Brandenburger Tor Potsdam

Das Brandenburger Tor in Potsdam befindet sich direkt an der Spitze der Brandenburger Straße mit ihren zahlreichen Geschäften und unmittelbar vor dem Luisenplatz. Steht man vor dem Luisenplatz mit Blick auf das Brandenburger Tor und die Brandenburger Straße, ergibt sich ein wunderbares Fotomotiv, das schon viele Fotografen für sich entdeckt haben. Das Tor wurde um 1770/71 im Auftrag von Frierdich den II., von Georg Christian Unger und Carl von Gontard gebaut.
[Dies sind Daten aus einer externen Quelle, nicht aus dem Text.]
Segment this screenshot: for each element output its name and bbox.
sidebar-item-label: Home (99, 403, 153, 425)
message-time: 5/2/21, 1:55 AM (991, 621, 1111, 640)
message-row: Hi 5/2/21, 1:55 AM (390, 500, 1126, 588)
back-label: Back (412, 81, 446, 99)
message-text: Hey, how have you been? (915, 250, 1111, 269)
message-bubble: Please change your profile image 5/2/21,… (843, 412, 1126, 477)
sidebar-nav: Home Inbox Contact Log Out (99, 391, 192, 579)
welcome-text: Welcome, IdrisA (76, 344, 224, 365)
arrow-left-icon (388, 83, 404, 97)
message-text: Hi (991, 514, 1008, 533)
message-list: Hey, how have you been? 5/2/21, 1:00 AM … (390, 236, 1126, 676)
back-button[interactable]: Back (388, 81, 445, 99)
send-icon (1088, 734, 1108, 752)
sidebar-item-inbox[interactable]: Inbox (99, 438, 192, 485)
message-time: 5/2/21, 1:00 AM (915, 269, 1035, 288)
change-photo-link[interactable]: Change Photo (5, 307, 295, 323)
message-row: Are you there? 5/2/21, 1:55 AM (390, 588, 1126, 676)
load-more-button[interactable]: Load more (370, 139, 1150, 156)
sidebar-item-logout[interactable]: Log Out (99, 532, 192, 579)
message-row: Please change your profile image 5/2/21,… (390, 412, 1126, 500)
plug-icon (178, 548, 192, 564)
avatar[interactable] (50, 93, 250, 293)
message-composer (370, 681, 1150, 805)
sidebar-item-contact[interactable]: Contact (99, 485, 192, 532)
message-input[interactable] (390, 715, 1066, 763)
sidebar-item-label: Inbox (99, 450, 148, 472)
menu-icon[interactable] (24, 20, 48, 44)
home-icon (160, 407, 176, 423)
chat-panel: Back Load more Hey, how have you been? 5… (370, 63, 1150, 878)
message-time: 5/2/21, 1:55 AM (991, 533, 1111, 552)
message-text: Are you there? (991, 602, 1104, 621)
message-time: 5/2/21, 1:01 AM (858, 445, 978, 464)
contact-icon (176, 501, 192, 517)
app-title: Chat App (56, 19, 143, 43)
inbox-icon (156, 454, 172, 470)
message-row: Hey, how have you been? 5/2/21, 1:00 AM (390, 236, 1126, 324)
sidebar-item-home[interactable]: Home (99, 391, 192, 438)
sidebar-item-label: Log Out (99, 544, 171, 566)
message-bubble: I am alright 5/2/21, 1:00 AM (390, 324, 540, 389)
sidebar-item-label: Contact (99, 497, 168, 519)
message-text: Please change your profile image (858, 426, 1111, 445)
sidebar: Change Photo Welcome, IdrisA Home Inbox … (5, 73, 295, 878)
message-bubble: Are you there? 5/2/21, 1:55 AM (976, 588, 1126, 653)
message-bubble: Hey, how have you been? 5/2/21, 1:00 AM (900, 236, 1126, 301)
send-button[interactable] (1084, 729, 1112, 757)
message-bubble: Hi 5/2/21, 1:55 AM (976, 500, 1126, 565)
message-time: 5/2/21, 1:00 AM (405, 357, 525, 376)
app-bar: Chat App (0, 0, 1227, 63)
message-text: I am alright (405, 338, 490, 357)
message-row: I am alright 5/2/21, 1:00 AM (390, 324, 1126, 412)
Als eines der drei erhaltenen Stadttore von Potsdam, steht es am westlichen Ende der Brandenburger Straße. Auf der anderen Seite der Brandenburger Straße schließt die Peter-und-Paul-Kirche die Sichtachse ab.

Geschichte des Brandenburger Tors

1733 stand an gleicher Stelle bereits ein kleineres Tor, welches auch als Stadttor diente. Die Stadtmauer und die dazugehörigen Stadttore dienten damals vor allem dazu, Desertion und Schmuggel zu unterbinden. Die Stadttore waren gleichzeitig als Zollmauer zu betrachten.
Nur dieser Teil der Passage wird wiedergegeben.